Wanting to branch out from the pacey punk of prior bands such as Big Tobacco and Platinum Rat, both Gaul's guitar playing and his own "giddy, nervous energy" surrounding a newfound partner helped McLean take a more methodically buoyant approach with Junior Fiction second time around; "When the songs for this record were written, I was in a really positive mindset. In the years before that, I was less certain and more cynical when it came to relationships and life trajectory. I guess a lot of things locked into place and I relished the opportunity to write something a lot more optimistic". Harnessing happiness proved a windfall for McLean's understanding of self as a songwriter; "Things that have an underlying positive theme tend to affect me a lot more than things at the opposite ends of the spectrum. Realising that helped me come into my preferred way of writing". Not without its challenges, he expresses the obstacles faced expressing himself through upbeat music; "It's really hard to be positive without it sounding cliched or trite. I was always conscious of that and, rather than falling back on stereotypical subject matter, tried to base it around the themes of the music rather than the specific events. Quite often it's a lot easier to put your hands on good lyrics when you're talking about things less certain and more difficult because people can relate to that more readily when they've got their own concerns in life".
With Your Life ushering in a new roster of bandmates atop the two founding members, the album reflects a unified work with each musician colouring McLean's concepts with their own expertise; "When I come up with a song it'll be on bass and I'm just trying to figure out the root notes to be able to write the vocal melody over the top. If anyone had the opportunity to listen to the original concepts for these songs, they are a world apart from the finished product to the point that I couldn't claim credit for writing it alone. I'm thankful and happy that everyone in the band has had the opportunity to put their stamp on the songs". Easily perceived on-stage, each member's persona helps contribute to a vivid sensory experience. Drummer Anetta Nevin draws the most attention as somewhat of a funk-infused octopus; "Anetta's such a visual phenomenon and she just has the best time. She really puts her heart on her sleeve and you can see how good a time she's having".

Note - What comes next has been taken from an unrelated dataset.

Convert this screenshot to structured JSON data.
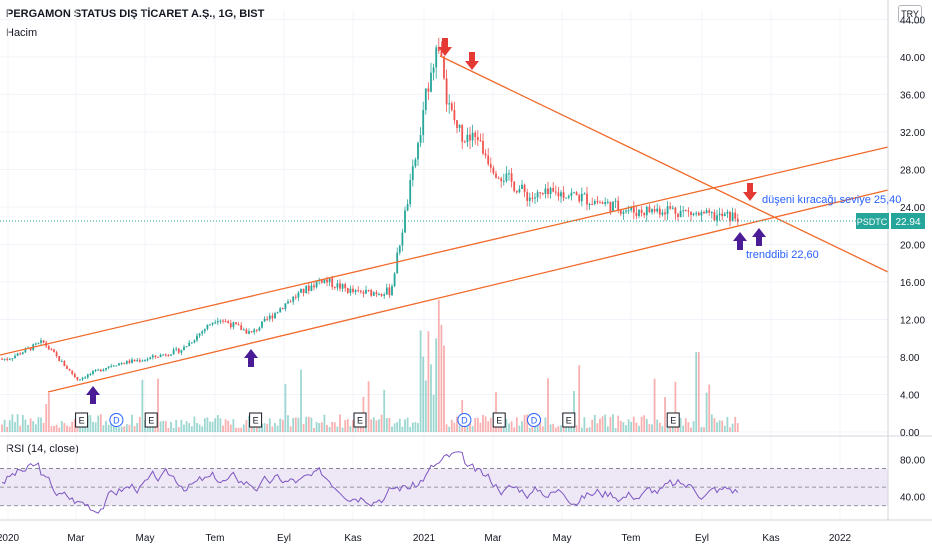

With anthems as big as '365 or 'Your Love', McLean articulates the drive for these songs extends equally from his enjoyment singing at peak capacity as it does the subject matter; "I've never been one for making vocal delivery restrained or downplayed like a dole wave style. I feel really good singing to my full capacity, just really having a go. I don't think I'd get that if I was doing something more subdued or downplayed". This contagious vitality oozes through the record and ultimately emphasises the overarching intention of Junior Fiction's release; "Even though we weren't able to have a launch show, I'm really happy it's out. Not just because of the effort that went into it, but the fact that the subject matter and themes are so positive. If it can give people a little boost, I feel like it's done its job.